Food Laws

One of the major differences between our beliefs and mainline Christians is our adherence to God’s food law (Leviticus 11). A scripture often cited as proof Christians no longer need to observe the food laws is Mark 7. A close observation of Mark 7 and other New Testament scriptures will prove God’s food laws are still enforced.

The context of Mark 7:1-23 addresses eating food with unwashed hands. The Jew’s tradition was to not eat food unless they first washed their hands. The controversial verse is 19. In some Bible translations verse 19 states in parenthesis, “in saying this, Jesus declared all foods ‘clean.’” Many Christians today believe because of this scripture the food laws are no longer binding on Christians. The only problem with this, is the part of the verse in parenthesis is not in the oldest texts of the Bible. Two sources that support my statement are Jay P. Green’s Pocket Interlinear New Testament and Alfred Marshall’s Greek English Interlinear New Testament. More evidence the statement in parenthesis was not in the original can be found by looking at Matthew 15:1-20. Matthew is giving the same account that we read in Mark 7. There is no mention in Matthew’s account of Jesus declaring all food “clean.” By reading the whole chapter of Mark 7 it is easy to see the point Jesus was making had to do with your heart defiling you, not dirt that you might ingest.

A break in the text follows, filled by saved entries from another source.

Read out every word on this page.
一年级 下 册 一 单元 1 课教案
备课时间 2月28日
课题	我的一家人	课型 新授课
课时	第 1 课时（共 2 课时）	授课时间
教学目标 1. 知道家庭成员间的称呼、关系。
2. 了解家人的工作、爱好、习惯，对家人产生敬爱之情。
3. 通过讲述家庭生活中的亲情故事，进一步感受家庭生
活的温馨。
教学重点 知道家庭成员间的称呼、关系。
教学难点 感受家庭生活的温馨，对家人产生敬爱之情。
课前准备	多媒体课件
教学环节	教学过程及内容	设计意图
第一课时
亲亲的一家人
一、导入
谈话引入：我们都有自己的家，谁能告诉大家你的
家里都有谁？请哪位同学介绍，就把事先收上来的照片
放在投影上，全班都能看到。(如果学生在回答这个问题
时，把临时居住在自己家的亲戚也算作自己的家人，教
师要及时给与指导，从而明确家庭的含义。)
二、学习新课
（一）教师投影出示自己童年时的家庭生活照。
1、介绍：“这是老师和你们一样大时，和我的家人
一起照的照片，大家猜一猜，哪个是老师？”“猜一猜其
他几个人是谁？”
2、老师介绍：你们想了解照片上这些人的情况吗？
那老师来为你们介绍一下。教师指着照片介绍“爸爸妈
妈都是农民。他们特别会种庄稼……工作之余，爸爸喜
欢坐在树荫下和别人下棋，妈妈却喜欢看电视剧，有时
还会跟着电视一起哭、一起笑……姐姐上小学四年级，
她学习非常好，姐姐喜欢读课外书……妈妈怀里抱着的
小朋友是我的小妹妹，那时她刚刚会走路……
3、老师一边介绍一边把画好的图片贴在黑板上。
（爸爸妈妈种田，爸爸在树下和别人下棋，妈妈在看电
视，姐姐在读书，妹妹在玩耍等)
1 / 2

Another scripture that is often cited as evidence the food laws are done away is Acts 10. Here we read Peter had a vision of unclean food and a voice told him to kill and eat the food. Peter was confused by this vision because he stated he had never eaten anything unclean before. This is a very important point because this episode occurred after Christ’s resurrection. It proves that Jesus never told the disciples to disobey God’s food laws while He was alive. Peter was not yet sure what this vision meant. Later in the chapter (Acts 10:28) Peter realized the vision was for him to understand he should not consider Gentiles to be unclean. The Jews thought the Gentiles were unclean. God used something Peter was familiar with (food law) to help him see what he thought was an unclean thing (Gentiles) was not unclean. Peter reiterates the meaning of the vision in Acts 11:1-18. It is important to note nowhere in any of these scriptures does it say the food was now clean.

Look ’em Up
Mark 7:1-23
Matthew 15:1-20
Acts 10
Acts 11:1-18
Romans 14:1-23
I Corinthians 10:25
Colossians 2:16
I Timothy 4:1-5

Romans 14:14 is another controversial scripture. It states there is nothing unclean of itself. This might lead some to believe the food laws are no longer binding. But the Greek word used for unclean here is koinos, usually translated common. If this scripture is talking about the unclean of the food law, it would have used the Greek word akathartos. Reading Romans 14:1-23 we see Paul was most likely addressing vegetarians (verse 2), fasting (verse 5) and meat and wine sacrificed to idols (verse 21). In those days offerings of meats and wines were made to pagan gods. In other words, he was saying if some Christians don’t want to eat meat, that is okay. If some want to fast more days than others, that is fine. And if others don’t want to eat food or wine that was first offered to pagan gods, that is their prerogative.

I Corinthians 10:25 the issue relates to meat sacrificed to idols. After a sacrifice was presented to a pagan temple the remaining meat was sold in the marketplace. Some Christians thought they should not eat that meat. The book of Romans was probably written after I Corinthians so some feel the same idea is being addressed in Romans 14.

Colossians 2:16 is merely dealing with “eating and drinking.” There were many cults at this time that practiced asceticism. The cults believed abstaining from food and drink could make you holier. Paul is telling the Colossians not to listen to those preaching cultic practices.

One final scripture to mention is I Timothy 4:1-5. Notice right at the beginning, the topic of discussion relates to deceiving spirits and doctrines of demons. There is no way this relates to God’s food law. The warning here is likely related to Gnostic philosophy that taught the physical world was evil. The Gnostics had rules against eating certain foods. Paul emphasized that any food is okay to eat if it is sanctified by God’s word (verse 5). Rather than do away with God’s food law this scripture emphasizes it.

God’s food laws are still important for Christian’s today. Observing these laws can protect us against many diseases that come from food. The laws also constantly remind us of our relationship to God each and every time we eat something because we are conscious of whether or not the items we are ingesting are allowed by God.